Courbe de rendement en profondeur des photons et des protons, remarquez le pic de Bragg (protons) très net : les protons déposent leurs énergies dans une petite fenêtre de profondeur.
Les particules sont accélérées dans un cyclotron ou un synchrotron. Un synchrotron est nécessaire pour les ions de carbone. L'interaction des particules avec les tissus dépend de la vitesse de la particule : le dépôt d'énergie dans les tissus est inversement proportionnel au carré de vitesse. Dans la matière, les particules sont freinées de façon continue et d'autant plus fortement qu'elles pénètrent profondément.

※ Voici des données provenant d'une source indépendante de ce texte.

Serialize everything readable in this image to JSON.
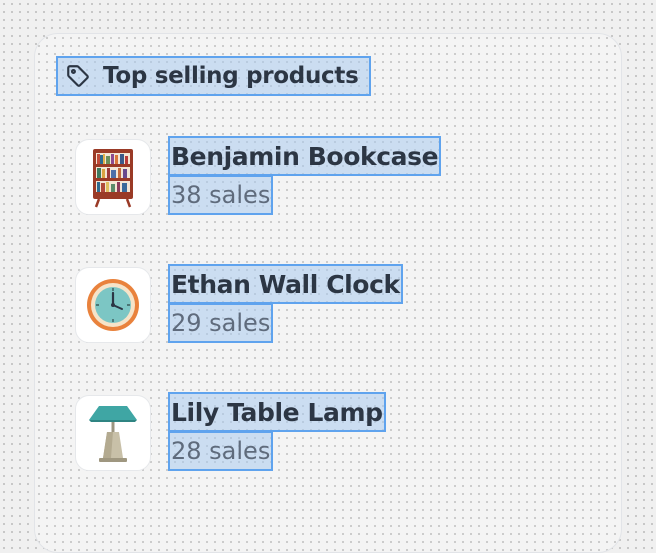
{
  "card": {
    "title": "Top selling products",
    "title_icon": "tag-icon"
  },
  "products": [
    {
      "name": "Benjamin Bookcase",
      "sales": "38 sales",
      "image": "bookcase-image"
    },
    {
      "name": "Ethan Wall Clock",
      "sales": "29 sales",
      "image": "wall-clock-image"
    },
    {
      "name": "Lily Table Lamp",
      "sales": "28 sales",
      "image": "table-lamp-image"
    }
  ],
  "colors": {
    "text_primary": "#2c3644",
    "text_secondary": "#5f6b7c",
    "highlight_border": "#5fa3ee"
  }
}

Tant qu'elles possèdent une vitesse élevée (énergie supérieure à 50 MeV/u), leur effet ionisant sur les tissus n'est que relativement faible. Ce n'est que vers la fin de leur parcours que la plus grande partie du dépôt d'énergie a lieu. À ce moment-là, ce dépôt augmente fortement sur une distance de quelques millimètres, pour ensuite diminuer rapidement. On appelle pic de Bragg le profil décrivant la dose déposée en fonction de la profondeur de tissu traversé. L'énergie de la particule à la sortie de l'accélérateur règle la profondeur de pénétration et la position du maximum d'effet. Ce comportement permet ainsi de déposer une dose très élevée à la tumeur tout en épargnant les tissus environnants et/ou les organes à risque. Cette propriété rend ce type de rayonnement plus précis que les photons (ou rayons X) utilisés en radiothérapie conventionnelle.
- Un autre avantage existe pour les ions carbone : la densité d'ionisation est élevée à la fin du parcours. Cela entraîne des dommages plus importants sur l'ADN des cellules cancéreuses, qui ont ainsi plus de mal à se réparer que les cellules saines se trouvant en amont. On considère que ce type de rayonnement est entre 1,5 et 3 fois plus efficace qu'un faisceau de photons (environ 1,1 pour les protons). On parle d'« effets biologiques relatifs ». Les rapports des dégâts entre hadron et photon sont complexes et dépendent de nombreux paramètres. La discipline étudiant ces effets est la radiobiologie.
Des recherches sont actuellement en cours au CERN pour pouvoir utiliser des faisceaux d’antiprotons, au lieu de protons ou de noyaux atomiques. Cette fois, c’est l’énergie dégagée par l’annihilation, entre les antiprotons injectés et les protons présents dans la cible, qui détruira la tumeur. Cette méthode serait plus avantageuse que les autres thérapies par faisceau de particules car moins dommageable pour les tissus sains. Les premiers résultats sont prometteurs, mais les applications médicales ne sont pas attendues avant plusieurs années.